Violent Resistance also gets a mention. This, of course, is the female counterpart of Intimate Terrorism: she can only take so much before she snaps. Note, it is never called Vengeful Violence, even if she stabs him in his sleep.
This has implications for surveys like the PSS. Flood cites Johnson directly when he says:
“Four studies have tried to break down the violence reported in largescale [sic] surveys, with findings that 75% and up to 89% of the violence is situational couple violence.”
Again, typing slowly for the hard of thinking, this is way, way, way worse than the relative standard error Gilmore was previously holding up as Exhibit One.

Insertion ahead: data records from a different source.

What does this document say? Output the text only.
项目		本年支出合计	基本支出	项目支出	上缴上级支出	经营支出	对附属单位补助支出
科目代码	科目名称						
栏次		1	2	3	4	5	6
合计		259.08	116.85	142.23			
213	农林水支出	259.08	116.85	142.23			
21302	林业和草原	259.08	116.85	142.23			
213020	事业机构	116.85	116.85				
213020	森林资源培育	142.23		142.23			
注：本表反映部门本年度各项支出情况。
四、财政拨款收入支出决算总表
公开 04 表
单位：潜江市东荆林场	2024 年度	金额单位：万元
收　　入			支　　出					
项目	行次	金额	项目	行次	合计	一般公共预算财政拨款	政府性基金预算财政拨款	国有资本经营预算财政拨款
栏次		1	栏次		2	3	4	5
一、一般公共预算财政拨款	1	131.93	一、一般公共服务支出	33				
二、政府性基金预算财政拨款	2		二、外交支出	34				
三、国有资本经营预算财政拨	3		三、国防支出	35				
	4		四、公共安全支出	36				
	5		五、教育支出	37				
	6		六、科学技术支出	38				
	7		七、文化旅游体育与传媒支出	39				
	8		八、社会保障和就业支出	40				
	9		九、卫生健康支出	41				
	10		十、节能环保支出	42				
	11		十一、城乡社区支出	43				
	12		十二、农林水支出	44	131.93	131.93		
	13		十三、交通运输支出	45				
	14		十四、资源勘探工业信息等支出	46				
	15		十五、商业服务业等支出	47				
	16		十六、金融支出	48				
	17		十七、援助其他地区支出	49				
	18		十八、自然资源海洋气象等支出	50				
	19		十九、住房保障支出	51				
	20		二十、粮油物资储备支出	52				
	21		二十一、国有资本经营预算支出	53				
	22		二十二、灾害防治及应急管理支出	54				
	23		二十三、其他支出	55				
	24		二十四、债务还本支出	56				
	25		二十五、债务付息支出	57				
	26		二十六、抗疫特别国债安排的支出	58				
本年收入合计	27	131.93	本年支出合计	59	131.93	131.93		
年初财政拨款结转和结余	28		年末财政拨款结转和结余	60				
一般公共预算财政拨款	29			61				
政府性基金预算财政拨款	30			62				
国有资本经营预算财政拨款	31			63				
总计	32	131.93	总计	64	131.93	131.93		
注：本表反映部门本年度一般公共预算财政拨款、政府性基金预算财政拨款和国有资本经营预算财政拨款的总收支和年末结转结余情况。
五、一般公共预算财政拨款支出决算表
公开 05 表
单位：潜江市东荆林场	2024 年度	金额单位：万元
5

Flood tries to apportion “more accurate” figures in this way: we can dismiss some three-quarters of the female victim numbers in the PSS, because they would come under the heading of SCV; however, the male figures must be cut to 10% or even 5% of the PSS figures, also because they come under SCV. There is no reason given why the male figures should be reduced more that the female numbers.
This is all, of course, if Johnson “is accurate” and whilst Flood relies on that disclaimer, he doesn’t offer an alternative if Johnson is not.
Interestingly, Dr Denise Hines and Dr Emily Douglas in their paper, “A Closer Look at Men Who Sustain Intimate Terrorism by Women offer an insight as to why Johnson might feel that men are the vast majority of offenders, and a minuscule proportion of victims, in the Intimate Terrorism category:
“Johnson argues that IT can be explained by patriarchal theory and is the sole domain of men. The primary shortcoming of Johnson’s research is that he used only shelter samples of battered women, and men mandated into batterer treatment programs, to come to this conclusion.”
Irrespective of the failings of Flood and Johnson’s theories, it’s clear that feminist academics are beginning to disown the figures they have so carefully crafted over the years. This means that the sensationalist claims of men’s violence against women being of epidemic proportions that have recently appeared in the NT News, the ABC and others, don’t have any substance to them. But that message, even after having cited Flood’s work, has clearly not sunk in for Gilmore:
“And the facts are that women and children are overwhelmingly the victims of domestic violence, and men are overwhelmingly the perpetrators of violence, both against women and against each other.”
The facts are that domestic violence, in the sense where people are actually damaged, is nowhere near as prevalent as the feminist lobby claims. Where there is violence in the home, females are equally as likely to be swinging first and asking questions later.
This moral panic surrounding domestic violence that Gilmore seems to be encouraging, which is good for funding feminist institutions, is bad for society as a whole. It is dishonest of feminists to repeatedly tell women that men, as a class, are out to get them. It is also wrong to tell men that their very essence, because of their sex, is corrupted.
As for the male victims of domestic violence, Gilmore offers this sop:
“Obviously this does not mean that we should ignore the needs of male victims. Nor does it mean that we are doing so.”
Perhaps she should have a read of Hines and Douglas’ paper, written in 2010. Their conclusions don’t stop at the fact that male victims of serious violence at the hands of women do exist:
“All of the men in this study indicated that they had sought help of some form, and a previous article using this sample showed barriers to receiving help, particularly from domestic violence hotlines, domestic violence agencies, and the police. These barriers included being turned away, ridiculed, accused of being a batterer, and arrested (Douglas & Hines, 2009). Because of the very serious nature of their victimization, it is important to educate and train front-line domestic violence workers about the existence of men victims and their needs.”
That was true in 2010, and it is clearly still true today.